At the same time, some institutional players may view a recession as a strategic entry point, particularly if valuations become more attractive. Those with long-term investment horizons may choose to accumulate during periods of weakness, anticipating stronger returns in the next expansionary cycle.
Could Bitcoin Still Act as a Hedge?
Despite Woo’s warning, some analysts and investors believe Bitcoin could still serve as a hedge against traditional market failures, especially due to its fixed supply and decentralized nature. However, historical performance does not yet support this theory convincingly. During times of extreme market stress, Bitcoin has often behaved like a high-risk asset, selling off alongside equities.
For Bitcoin to fulfill its promise as a “digital gold,” it will need to demonstrate resilience in future recessions. Until then, its correlation with other speculative assets may remain high, especially in periods of liquidity crunch.
Looking Ahead: What Will Define the Next Crypto Cycle?

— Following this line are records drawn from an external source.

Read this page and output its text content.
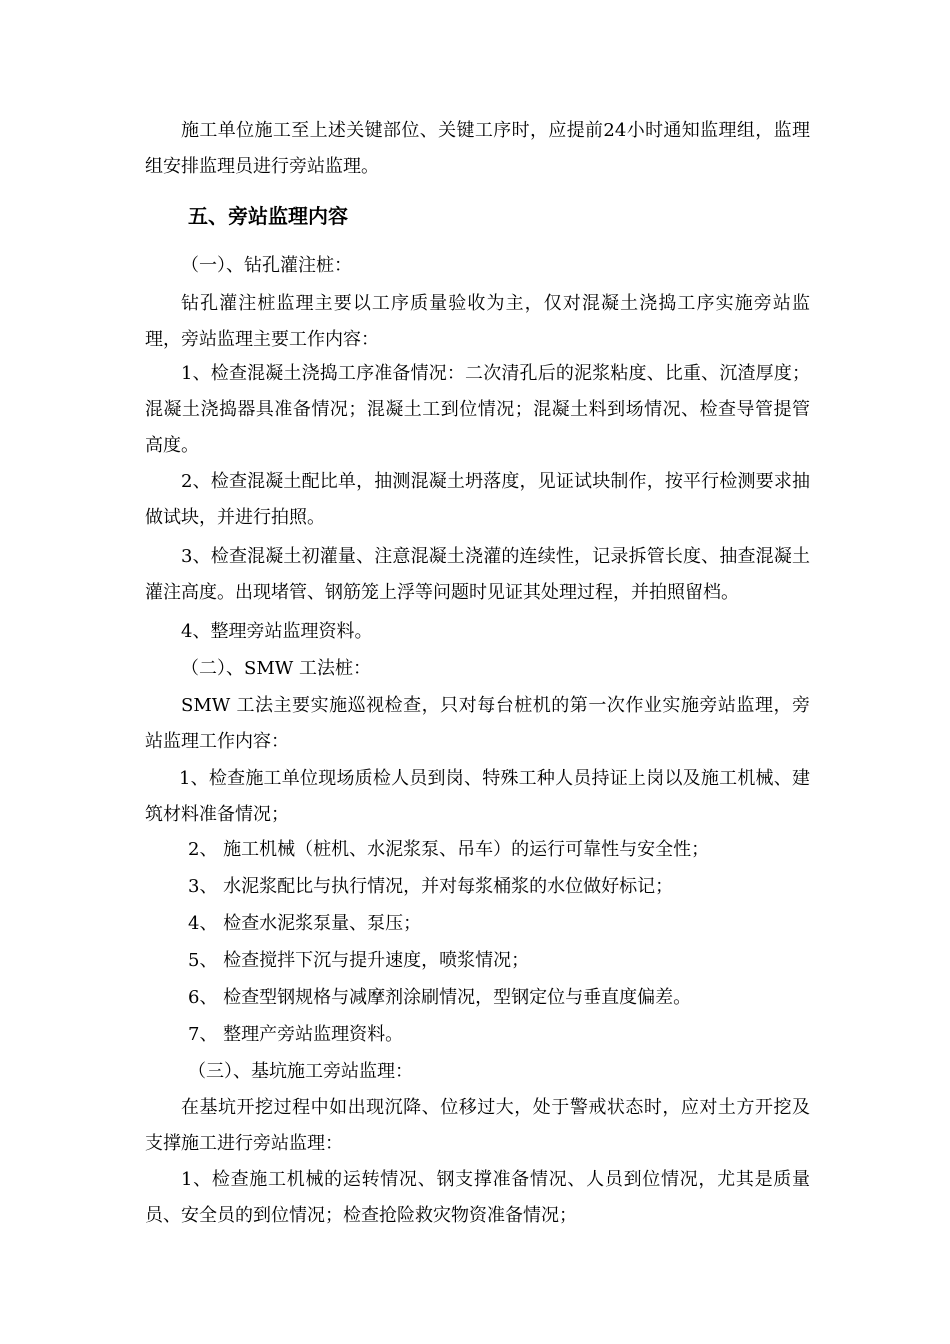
施工单位施工至上述关键部位、关键工序时，应提前24小时通知监理组，监理组安排监理员进行旁站监理。
五、旁站监理内容
（一）、钻孔灌注桩：
钻孔灌注桩监理主要以工序质量验收为主，仅对混凝土浇捣工序实施旁站监理，旁站监理主要工作内容：
1、检查混凝土浇捣工序准备情况：二次清孔后的泥浆粘度、比重、沉渣厚度；混凝土浇捣器具准备情况；混凝土工到位情况；混凝土料到场情况、检查导管提管高度。
2、检查混凝土配比单，抽测混凝土坍落度，见证试块制作，按平行检测要求抽做试块，并进行拍照。
3、检查混凝土初灌量、注意混凝土浇灌的连续性，记录拆管长度、抽查混凝土灌注高度。出现堵管、钢筋笼上浮等问题时见证其处理过程，并拍照留档。
4、整理旁站监理资料。
（二）、SMW 工法桩：
SMW 工法主要实施巡视检查，只对每台桩机的第一次作业实施旁站监理，旁站监理工作内容：
1、检查施工单位现场质检人员到岗、特殊工种人员持证上岗以及施工机械、建筑材料准备情况；
2、 施工机械（桩机、水泥浆泵、吊车）的运行可靠性与安全性；
3、 水泥浆配比与执行情况，并对每浆桶浆的水位做好标记；
4、 检查水泥浆泵量、泵压；
5、 检查搅拌下沉与提升速度，喷浆情况；
6、 检查型钢规格与减摩剂涂刷情况，型钢定位与垂直度偏差。
7、 整理产旁站监理资料。
（三）、基坑施工旁站监理：
在基坑开挖过程中如出现沉降、位移过大，处于警戒状态时，应对土方开挖及支撑施工进行旁站监理：
1、检查施工机械的运转情况、钢支撑准备情况、人员到位情况，尤其是质量员、安全员的到位情况；检查抢险救灾物资准备情况；
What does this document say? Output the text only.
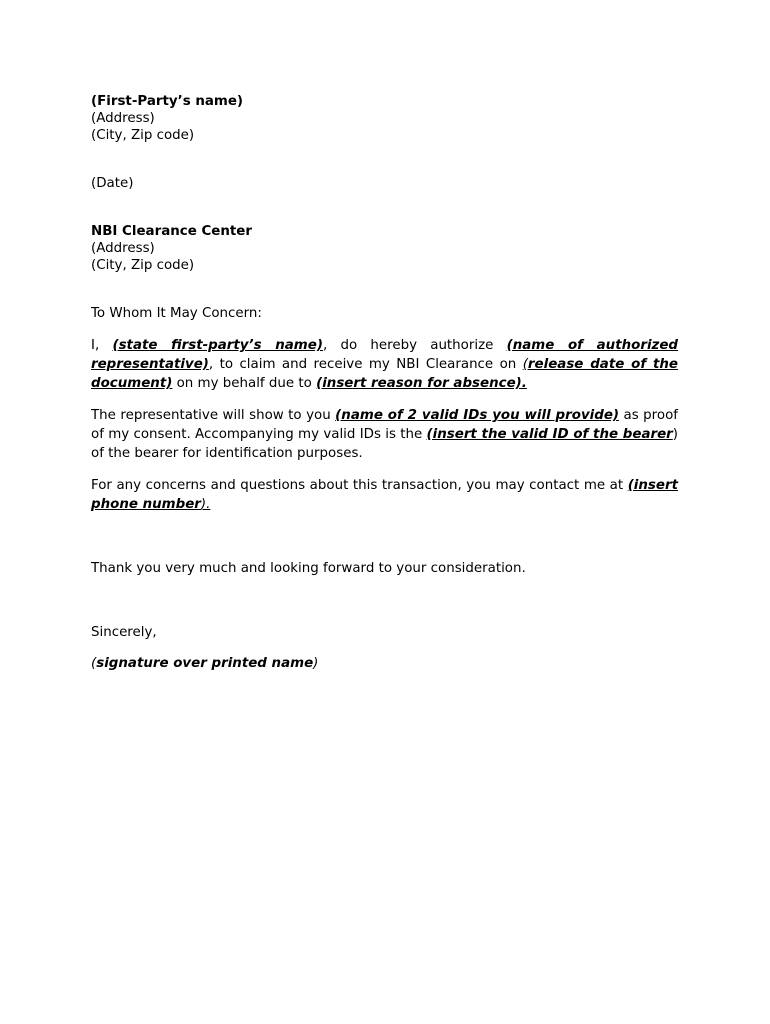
(First-Party’s name)
(Address)
(City, Zip code)
(Date)
NBI Clearance Center
(Address)
(City, Zip code)
To Whom It May Concern:
I, (state first-party’s name), do hereby authorize (name of authorized representative), to claim and receive my NBI Clearance on (release date of the document) on my behalf due to (insert reason for absence).
The representative will show to you (name of 2 valid IDs you will provide) as proof of my consent. Accompanying my valid IDs is the (insert the valid ID of the bearer) of the bearer for identification purposes.
For any concerns and questions about this transaction, you may contact me at (insert phone number).
Thank you very much and looking forward to your consideration.
Sincerely,
(signature over printed name)
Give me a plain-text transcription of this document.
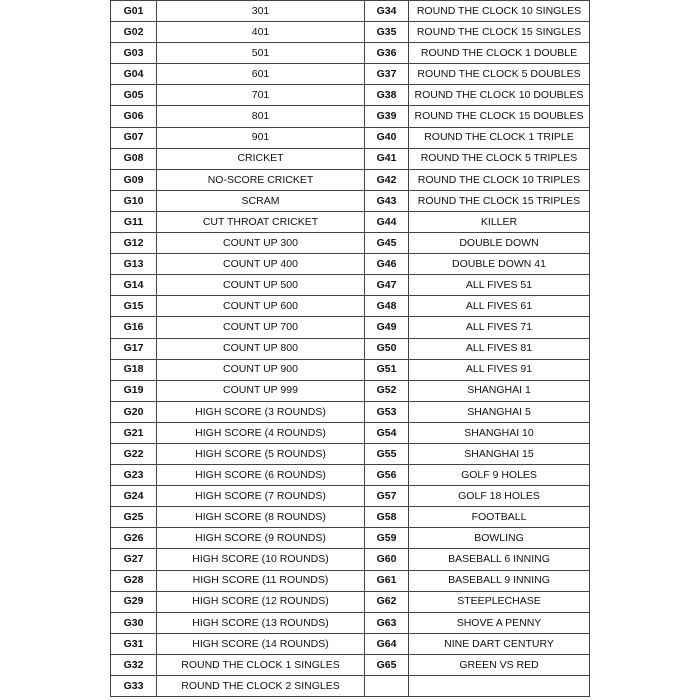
G01	301	G34	ROUND THE CLOCK 10 SINGLES
G02	401	G35	ROUND THE CLOCK 15 SINGLES
G03	501	G36	ROUND THE CLOCK 1 DOUBLE
G04	601	G37	ROUND THE CLOCK 5 DOUBLES
G05	701	G38	ROUND THE CLOCK 10 DOUBLES
G06	801	G39	ROUND THE CLOCK 15 DOUBLES
G07	901	G40	ROUND THE CLOCK 1 TRIPLE
G08	CRICKET	G41	ROUND THE CLOCK 5 TRIPLES
G09	NO-SCORE CRICKET	G42	ROUND THE CLOCK 10 TRIPLES
G10	SCRAM	G43	ROUND THE CLOCK 15 TRIPLES
G11	CUT THROAT CRICKET	G44	KILLER
G12	COUNT UP 300	G45	DOUBLE DOWN
G13	COUNT UP 400	G46	DOUBLE DOWN 41
G14	COUNT UP 500	G47	ALL FIVES 51
G15	COUNT UP 600	G48	ALL FIVES 61
G16	COUNT UP 700	G49	ALL FIVES 71
G17	COUNT UP 800	G50	ALL FIVES 81
G18	COUNT UP 900	G51	ALL FIVES 91
G19	COUNT UP 999	G52	SHANGHAI 1
G20	HIGH SCORE (3 ROUNDS)	G53	SHANGHAI 5
G21	HIGH SCORE (4 ROUNDS)	G54	SHANGHAI 10
G22	HIGH SCORE (5 ROUNDS)	G55	SHANGHAI 15
G23	HIGH SCORE (6 ROUNDS)	G56	GOLF 9 HOLES
G24	HIGH SCORE (7 ROUNDS)	G57	GOLF 18 HOLES
G25	HIGH SCORE (8 ROUNDS)	G58	FOOTBALL
G26	HIGH SCORE (9 ROUNDS)	G59	BOWLING
G27	HIGH SCORE (10 ROUNDS)	G60	BASEBALL 6 INNING
G28	HIGH SCORE (11 ROUNDS)	G61	BASEBALL 9 INNING
G29	HIGH SCORE (12 ROUNDS)	G62	STEEPLECHASE
G30	HIGH SCORE (13 ROUNDS)	G63	SHOVE A PENNY
G31	HIGH SCORE (14 ROUNDS)	G64	NINE DART CENTURY
G32	ROUND THE CLOCK 1 SINGLES	G65	GREEN VS RED
G33	ROUND THE CLOCK 2 SINGLES		
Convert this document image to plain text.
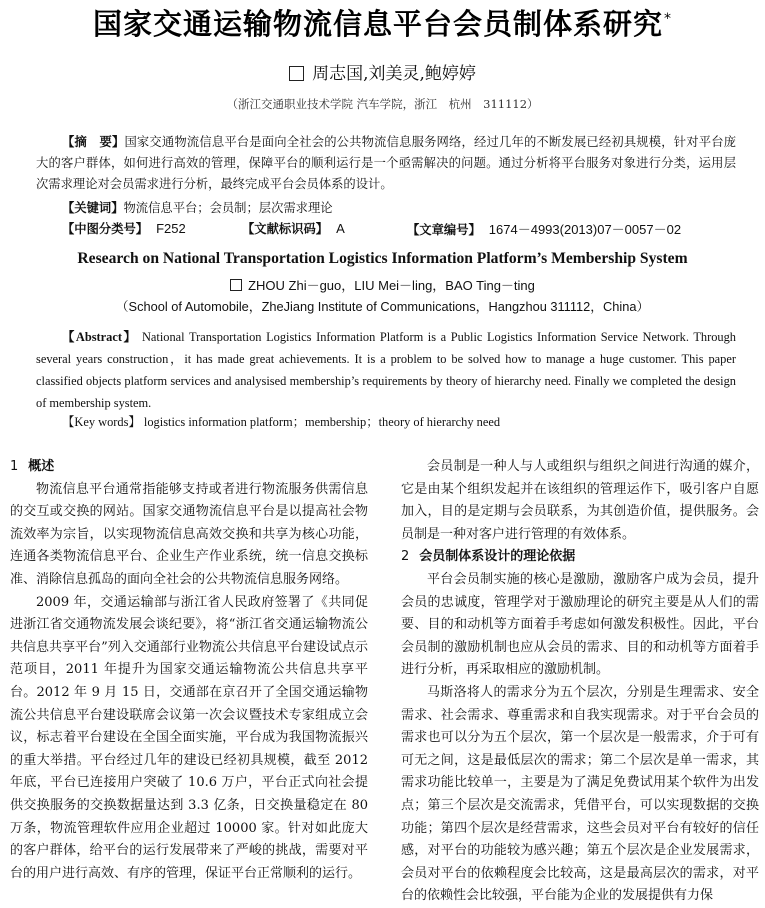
国家交通运输物流信息平台会员制体系研究*
周志国,刘美灵,鲍婷婷
（浙江交通职业技术学院 汽车学院，浙江　杭州　311112）
【摘　要】国家交通物流信息平台是面向全社会的公共物流信息服务网络，经过几年的不断发展已经初具规模，针对平台庞大的客户群体，如何进行高效的管理，保障平台的顺利运行是一个亟需解决的问题。通过分析将平台服务对象进行分类，运用层次需求理论对会员需求进行分析，最终完成平台会员体系的设计。
【关键词】物流信息平台；会员制；层次需求理论
【中图分类号】 F252	【文献标识码】 A	【文章编号】 1674－4993(2013)07－0057－02
Research on National Transportation Logistics Information Platform’s Membership System
ZHOU Zhi－guo，LIU Mei－ling，BAO Ting－ting
（School of Automobile，ZheJiang Institute of Communications，Hangzhou 311112，China）
【Abstract】 National Transportation Logistics Information Platform is a Public Logistics Information Service Network. Through several years construction，it has made great achievements. It is a problem to be solved how to manage a huge customer. This paper classified objects platform services and analysised membership’s requirements by theory of hierarchy need. Finally we completed the design of membership system.
【Key words】 logistics information platform；membership；theory of hierarchy need
1 概述

物流信息平台通常指能够支持或者进行物流服务供需信息的交互或交换的网站。国家交通物流信息平台是以提高社会物流效率为宗旨，以实现物流信息高效交换和共享为核心功能，连通各类物流信息平台、企业生产作业系统，统一信息交换标准、消除信息孤岛的面向全社会的公共物流信息服务网络。

2009 年，交通运输部与浙江省人民政府签署了《共同促进浙江省交通物流发展会谈纪要》，将“浙江省交通运输物流公共信息共享平台”列入交通部行业物流公共信息平台建设试点示范项目，2011 年提升为国家交通运输物流公共信息共享平台。2012 年 9 月 15 日，交通部在京召开了全国交通运输物流公共信息平台建设联席会议第一次会议暨技术专家组成立会议，标志着平台建设在全国全面实施，平台成为我国物流振兴的重大举措。平台经过几年的建设已经初具规模，截至 2012 年底，平台已连接用户突破了 10.6 万户，平台正式向社会提供交换服务的交换数据量达到 3.3 亿条，日交换量稳定在 80 万条，物流管理软件应用企业超过 10000 家。针对如此庞大的客户群体，给平台的运行发展带来了严峻的挑战，需要对平台的用户进行高效、有序的管理，保证平台正常顺利的运行。

会员制是一种人与人或组织与组织之间进行沟通的媒介，它是由某个组织发起并在该组织的管理运作下，吸引客户自愿加入，目的是定期与会员联系，为其创造价值，提供服务。会员制是一种对客户进行管理的有效体系。

2 会员制体系设计的理论依据

平台会员制实施的核心是激励，激励客户成为会员，提升会员的忠诚度，管理学对于激励理论的研究主要是从人们的需要、目的和动机等方面着手考虑如何激发积极性。因此，平台会员制的激励机制也应从会员的需求、目的和动机等方面着手进行分析，再采取相应的激励机制。

马斯洛将人的需求分为五个层次，分别是生理需求、安全需求、社会需求、尊重需求和自我实现需求。对于平台会员的需求也可以分为五个层次，第一个层次是一般需求，介于可有可无之间，这是最低层次的需求；第二个层次是单一需求，其需求功能比较单一，主要是为了满足免费试用某个软件为出发点；第三个层次是交流需求，凭借平台，可以实现数据的交换功能；第四个层次是经营需求，这些会员对平台有较好的信任感，对平台的功能较为感兴趣；第五个层次是企业发展需求，会员对平台的依赖程度会比较高，这是最高层次的需求，对平台的依赖性会比较强，平台能为企业的发展提供有力保
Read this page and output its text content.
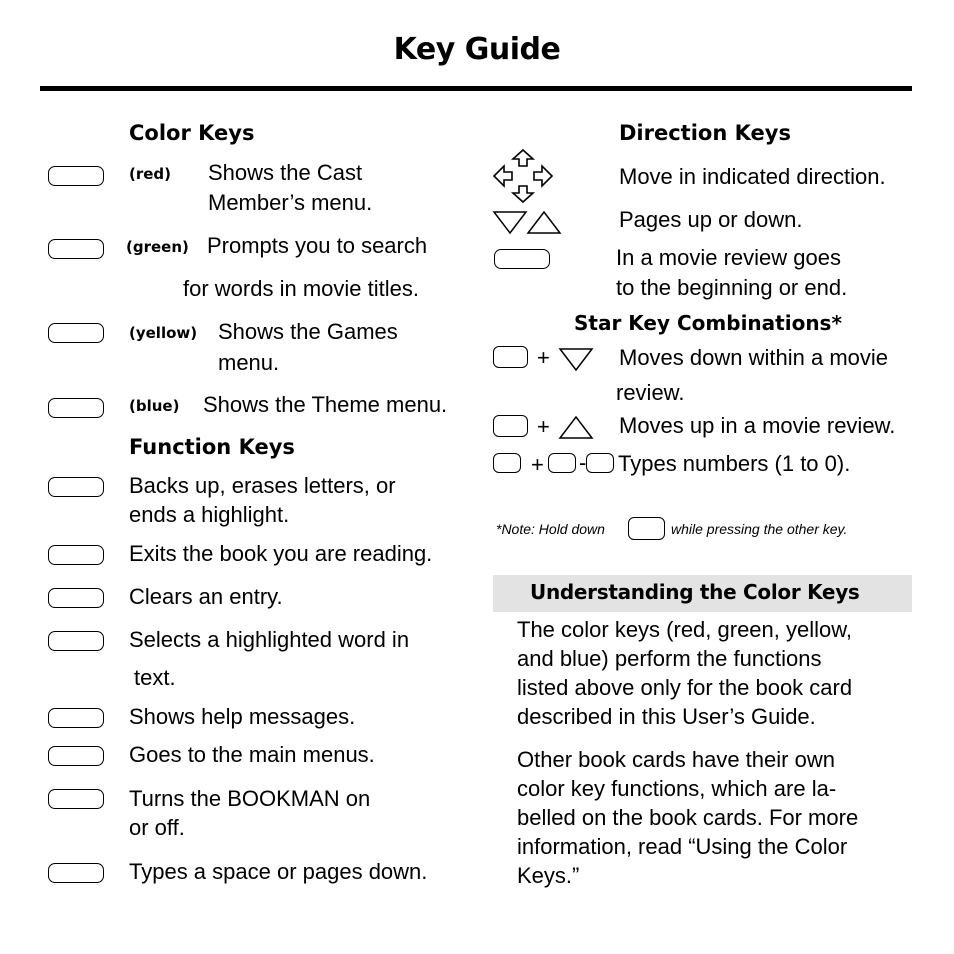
Key Guide
Color Keys
(red) Shows the Cast
Member’s menu.
(green) Prompts you to search
for words in movie titles.
(yellow) Shows the Games
menu.
(blue) Shows the Theme menu.
Function Keys
Backs up, erases letters, or
ends a highlight.
Exits the book you are reading.
Clears an entry.
Selects a highlighted word in
text.
Shows help messages.
Goes to the main menus.
Turns the BOOKMAN on
or off.
Types a space or pages down.
Direction Keys
Move in indicated direction.
Pages up or down.
In a movie review goes
to the beginning or end.
Star Key Combinations*
+	Moves down within a movie
review.
+	Moves up in a movie review.
+ - Types numbers (1 to 0).
*Note: Hold down	while pressing the other key.
Understanding the Color Keys
The color keys (red, green, yellow,
and blue) perform the functions
listed above only for the book card
described in this User’s Guide.
Other book cards have their own
color key functions, which are la-
belled on the book cards. For more
information, read “Using the Color
Keys.”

As the crypto market matures, it is increasingly influenced by the same macroeconomic forces that govern traditional finance. The next market cycle may be shaped not by internal dynamics alone, but by how resilient the sector proves to be in the face of global economic headwinds.
Regulatory developments, technological advancements, and institutional adoption will also play key roles in determining how the industry navigates a potential downturn. If crypto can weather a true recession, it could emerge with greater legitimacy and long-term investor confidence.
In conclusion, Woo’s analysis serves as a stark reminder that crypto is no longer a niche market operating on its own timeline. The days of predictable four-year cycles may be ending, and a new era—one shaped by global economic realities—could be just beginning.